National papers and television programs jumped into the fray to learn more about both Cullen and HCSKs. Nurses who kill, it seemed, perceive how to exploit the atmosphere of trust in the hospital community and to hasten deaths that may go unnoticed. In the past 30 years, the Philadelphia Inquirer reported, there had been at least three dozen such cases in civilized societies, but it turned out they had underestimated by nearly half.
Yorker indicated that, worldwide, there had actually been 72 such cases since 1970, with escalations from one decade to the next, but Paula Lampe in the Netherlands had counted 81 (and 31 were male). Among them, they had over 2,000 fatalities (and that was before the final inquiry in England had decided that physician Harold Shipman had killed as many as 250 patients.)

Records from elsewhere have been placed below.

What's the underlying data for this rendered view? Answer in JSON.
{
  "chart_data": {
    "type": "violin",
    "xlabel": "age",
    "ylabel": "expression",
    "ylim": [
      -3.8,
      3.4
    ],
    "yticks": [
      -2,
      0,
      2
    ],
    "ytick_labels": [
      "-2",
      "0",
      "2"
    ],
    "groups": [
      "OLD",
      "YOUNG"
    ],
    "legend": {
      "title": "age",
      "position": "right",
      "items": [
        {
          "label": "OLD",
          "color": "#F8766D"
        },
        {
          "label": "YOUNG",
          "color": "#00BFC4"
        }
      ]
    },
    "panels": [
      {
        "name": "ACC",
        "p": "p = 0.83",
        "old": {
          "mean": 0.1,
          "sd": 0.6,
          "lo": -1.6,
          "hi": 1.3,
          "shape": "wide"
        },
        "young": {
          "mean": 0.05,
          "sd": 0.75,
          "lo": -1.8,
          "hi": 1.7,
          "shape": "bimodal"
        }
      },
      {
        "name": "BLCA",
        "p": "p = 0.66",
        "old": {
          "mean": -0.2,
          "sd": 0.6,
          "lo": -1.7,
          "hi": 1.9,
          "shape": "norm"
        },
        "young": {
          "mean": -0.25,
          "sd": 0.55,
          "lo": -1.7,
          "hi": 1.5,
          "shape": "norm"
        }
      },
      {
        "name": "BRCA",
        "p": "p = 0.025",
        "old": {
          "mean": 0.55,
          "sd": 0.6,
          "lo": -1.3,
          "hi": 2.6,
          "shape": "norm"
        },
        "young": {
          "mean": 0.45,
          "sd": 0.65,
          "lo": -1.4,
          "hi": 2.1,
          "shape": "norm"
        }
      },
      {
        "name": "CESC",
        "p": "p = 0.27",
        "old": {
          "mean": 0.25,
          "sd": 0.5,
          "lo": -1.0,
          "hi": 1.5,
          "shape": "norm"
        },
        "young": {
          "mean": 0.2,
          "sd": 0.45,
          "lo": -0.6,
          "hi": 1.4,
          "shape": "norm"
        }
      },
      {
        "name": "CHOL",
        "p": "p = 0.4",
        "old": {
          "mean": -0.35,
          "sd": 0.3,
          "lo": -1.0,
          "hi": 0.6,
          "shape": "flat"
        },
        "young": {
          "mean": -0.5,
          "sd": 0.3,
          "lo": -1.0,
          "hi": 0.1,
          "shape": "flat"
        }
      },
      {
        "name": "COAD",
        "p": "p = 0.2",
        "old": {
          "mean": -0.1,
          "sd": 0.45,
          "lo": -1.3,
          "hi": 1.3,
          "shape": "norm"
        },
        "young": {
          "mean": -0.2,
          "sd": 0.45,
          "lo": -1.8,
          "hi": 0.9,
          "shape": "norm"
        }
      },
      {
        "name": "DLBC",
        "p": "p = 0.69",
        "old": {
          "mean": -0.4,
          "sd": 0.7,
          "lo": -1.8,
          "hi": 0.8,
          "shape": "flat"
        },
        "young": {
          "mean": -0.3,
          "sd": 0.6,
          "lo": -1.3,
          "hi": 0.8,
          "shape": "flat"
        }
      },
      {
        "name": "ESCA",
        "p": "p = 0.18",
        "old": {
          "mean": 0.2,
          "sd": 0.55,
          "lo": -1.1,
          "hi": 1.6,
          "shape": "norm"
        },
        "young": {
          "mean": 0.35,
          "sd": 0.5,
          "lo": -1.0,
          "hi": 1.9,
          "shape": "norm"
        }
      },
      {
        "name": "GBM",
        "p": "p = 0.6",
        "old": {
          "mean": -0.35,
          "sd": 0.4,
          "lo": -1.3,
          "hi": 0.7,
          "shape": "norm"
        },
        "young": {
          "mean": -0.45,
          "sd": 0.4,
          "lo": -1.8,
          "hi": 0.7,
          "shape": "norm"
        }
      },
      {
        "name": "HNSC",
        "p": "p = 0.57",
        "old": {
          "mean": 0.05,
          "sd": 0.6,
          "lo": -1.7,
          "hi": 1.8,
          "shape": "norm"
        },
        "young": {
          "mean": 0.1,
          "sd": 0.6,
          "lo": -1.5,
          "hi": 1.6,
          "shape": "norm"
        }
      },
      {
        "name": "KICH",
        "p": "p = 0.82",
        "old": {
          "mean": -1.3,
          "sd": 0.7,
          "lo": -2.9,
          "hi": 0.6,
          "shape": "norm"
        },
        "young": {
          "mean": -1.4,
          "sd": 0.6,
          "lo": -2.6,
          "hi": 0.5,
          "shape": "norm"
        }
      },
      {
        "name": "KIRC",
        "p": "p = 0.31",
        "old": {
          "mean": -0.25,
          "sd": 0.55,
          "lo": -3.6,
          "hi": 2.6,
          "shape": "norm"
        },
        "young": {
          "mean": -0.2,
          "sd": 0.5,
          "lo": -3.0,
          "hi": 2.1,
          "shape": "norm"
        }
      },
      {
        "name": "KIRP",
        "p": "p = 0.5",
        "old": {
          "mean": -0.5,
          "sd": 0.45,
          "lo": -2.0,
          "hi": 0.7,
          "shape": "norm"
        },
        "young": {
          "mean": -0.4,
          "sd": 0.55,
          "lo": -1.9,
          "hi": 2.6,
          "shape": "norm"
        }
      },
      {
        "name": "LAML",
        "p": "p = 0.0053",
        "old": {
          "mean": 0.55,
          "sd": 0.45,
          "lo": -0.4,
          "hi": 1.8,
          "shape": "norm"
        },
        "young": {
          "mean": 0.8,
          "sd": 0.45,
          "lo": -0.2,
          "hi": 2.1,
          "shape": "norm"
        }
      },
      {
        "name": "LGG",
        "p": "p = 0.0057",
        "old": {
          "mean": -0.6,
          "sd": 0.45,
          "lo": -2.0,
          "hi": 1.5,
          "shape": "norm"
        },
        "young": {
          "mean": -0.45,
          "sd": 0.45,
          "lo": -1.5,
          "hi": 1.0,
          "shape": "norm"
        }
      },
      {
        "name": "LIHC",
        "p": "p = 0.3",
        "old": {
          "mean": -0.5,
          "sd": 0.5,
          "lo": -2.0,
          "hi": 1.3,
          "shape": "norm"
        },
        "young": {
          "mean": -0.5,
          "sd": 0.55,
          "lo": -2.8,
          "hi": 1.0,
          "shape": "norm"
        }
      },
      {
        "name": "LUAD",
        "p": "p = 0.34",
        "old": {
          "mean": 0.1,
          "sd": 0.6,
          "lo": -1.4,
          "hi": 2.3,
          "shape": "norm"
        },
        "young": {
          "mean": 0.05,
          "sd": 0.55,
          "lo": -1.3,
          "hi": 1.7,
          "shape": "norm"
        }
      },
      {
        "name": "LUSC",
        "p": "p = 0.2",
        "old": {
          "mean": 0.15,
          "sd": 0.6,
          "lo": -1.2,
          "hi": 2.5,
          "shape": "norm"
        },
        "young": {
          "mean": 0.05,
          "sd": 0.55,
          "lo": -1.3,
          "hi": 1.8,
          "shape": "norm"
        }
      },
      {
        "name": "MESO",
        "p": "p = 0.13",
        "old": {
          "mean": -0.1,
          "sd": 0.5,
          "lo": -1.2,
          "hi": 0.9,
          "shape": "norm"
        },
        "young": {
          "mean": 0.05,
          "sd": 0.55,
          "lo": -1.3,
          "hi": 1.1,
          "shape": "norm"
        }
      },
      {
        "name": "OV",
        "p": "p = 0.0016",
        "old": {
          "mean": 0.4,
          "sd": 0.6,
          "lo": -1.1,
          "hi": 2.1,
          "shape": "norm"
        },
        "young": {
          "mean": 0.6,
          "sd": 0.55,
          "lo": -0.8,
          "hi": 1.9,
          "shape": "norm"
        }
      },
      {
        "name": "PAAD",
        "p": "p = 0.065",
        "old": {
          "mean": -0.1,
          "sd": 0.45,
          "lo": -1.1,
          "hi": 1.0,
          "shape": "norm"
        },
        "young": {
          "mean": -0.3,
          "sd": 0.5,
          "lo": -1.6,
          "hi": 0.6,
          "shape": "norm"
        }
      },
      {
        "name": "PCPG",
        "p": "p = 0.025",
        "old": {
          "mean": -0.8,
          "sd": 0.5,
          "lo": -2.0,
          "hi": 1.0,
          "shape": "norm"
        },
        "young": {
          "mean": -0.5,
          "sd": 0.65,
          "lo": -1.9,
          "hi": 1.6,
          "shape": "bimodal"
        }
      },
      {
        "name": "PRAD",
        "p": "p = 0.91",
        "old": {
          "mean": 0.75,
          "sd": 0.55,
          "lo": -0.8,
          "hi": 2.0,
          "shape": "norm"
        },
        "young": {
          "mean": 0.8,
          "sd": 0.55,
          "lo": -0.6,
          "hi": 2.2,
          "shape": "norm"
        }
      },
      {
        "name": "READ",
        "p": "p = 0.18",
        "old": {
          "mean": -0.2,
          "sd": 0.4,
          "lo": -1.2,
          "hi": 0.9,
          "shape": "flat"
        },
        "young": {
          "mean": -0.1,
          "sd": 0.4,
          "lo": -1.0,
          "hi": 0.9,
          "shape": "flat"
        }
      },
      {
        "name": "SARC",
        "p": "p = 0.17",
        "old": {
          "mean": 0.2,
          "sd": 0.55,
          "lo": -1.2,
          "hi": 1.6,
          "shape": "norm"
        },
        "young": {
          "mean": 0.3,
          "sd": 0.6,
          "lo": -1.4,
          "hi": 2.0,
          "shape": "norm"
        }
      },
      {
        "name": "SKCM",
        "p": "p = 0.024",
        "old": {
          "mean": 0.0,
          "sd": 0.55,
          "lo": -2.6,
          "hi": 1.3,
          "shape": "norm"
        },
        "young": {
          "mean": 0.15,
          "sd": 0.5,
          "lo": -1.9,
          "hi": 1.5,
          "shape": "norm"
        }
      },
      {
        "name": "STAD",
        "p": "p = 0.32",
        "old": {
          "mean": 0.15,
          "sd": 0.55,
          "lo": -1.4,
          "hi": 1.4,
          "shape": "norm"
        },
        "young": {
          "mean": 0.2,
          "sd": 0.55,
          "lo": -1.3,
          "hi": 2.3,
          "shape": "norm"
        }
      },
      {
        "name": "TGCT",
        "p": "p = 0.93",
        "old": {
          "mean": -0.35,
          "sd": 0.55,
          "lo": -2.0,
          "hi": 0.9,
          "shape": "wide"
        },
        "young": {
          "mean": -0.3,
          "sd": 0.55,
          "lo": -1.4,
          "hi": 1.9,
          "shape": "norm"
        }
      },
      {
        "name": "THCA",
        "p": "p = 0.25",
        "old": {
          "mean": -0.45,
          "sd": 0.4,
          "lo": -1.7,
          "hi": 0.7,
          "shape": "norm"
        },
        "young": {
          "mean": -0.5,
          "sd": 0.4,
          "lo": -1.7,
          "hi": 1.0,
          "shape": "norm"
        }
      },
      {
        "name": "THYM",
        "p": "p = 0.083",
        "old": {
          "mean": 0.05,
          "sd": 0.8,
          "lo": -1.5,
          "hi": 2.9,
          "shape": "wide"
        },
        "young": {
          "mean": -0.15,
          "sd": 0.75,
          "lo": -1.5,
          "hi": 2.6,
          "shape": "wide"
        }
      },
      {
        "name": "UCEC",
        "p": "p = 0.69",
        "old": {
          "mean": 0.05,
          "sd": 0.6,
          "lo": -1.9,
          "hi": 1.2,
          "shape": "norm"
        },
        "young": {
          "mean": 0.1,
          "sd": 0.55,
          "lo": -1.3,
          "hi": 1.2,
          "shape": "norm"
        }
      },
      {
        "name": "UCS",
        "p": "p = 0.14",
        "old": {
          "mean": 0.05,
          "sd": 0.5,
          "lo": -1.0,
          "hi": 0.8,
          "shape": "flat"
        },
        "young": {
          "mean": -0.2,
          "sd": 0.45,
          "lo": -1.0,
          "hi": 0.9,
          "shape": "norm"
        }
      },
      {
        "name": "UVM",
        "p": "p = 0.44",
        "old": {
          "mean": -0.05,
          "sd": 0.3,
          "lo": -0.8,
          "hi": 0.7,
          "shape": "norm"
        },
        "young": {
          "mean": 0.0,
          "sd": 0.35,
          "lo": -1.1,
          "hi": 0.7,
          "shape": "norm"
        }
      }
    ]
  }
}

Some had entered the profession as "angels of death," while others transformed into killers on the job. "Many experts speculate," says Pyrek, "that healthcare has contributed more serial killers than all other professions combined and that the field attracts a disproportionately high number of people with a pathological interest in life and death."
People watched to see what Cullen would say next. For a long time, it seemed, he'd been hiding in plain sight, but now he was exposed.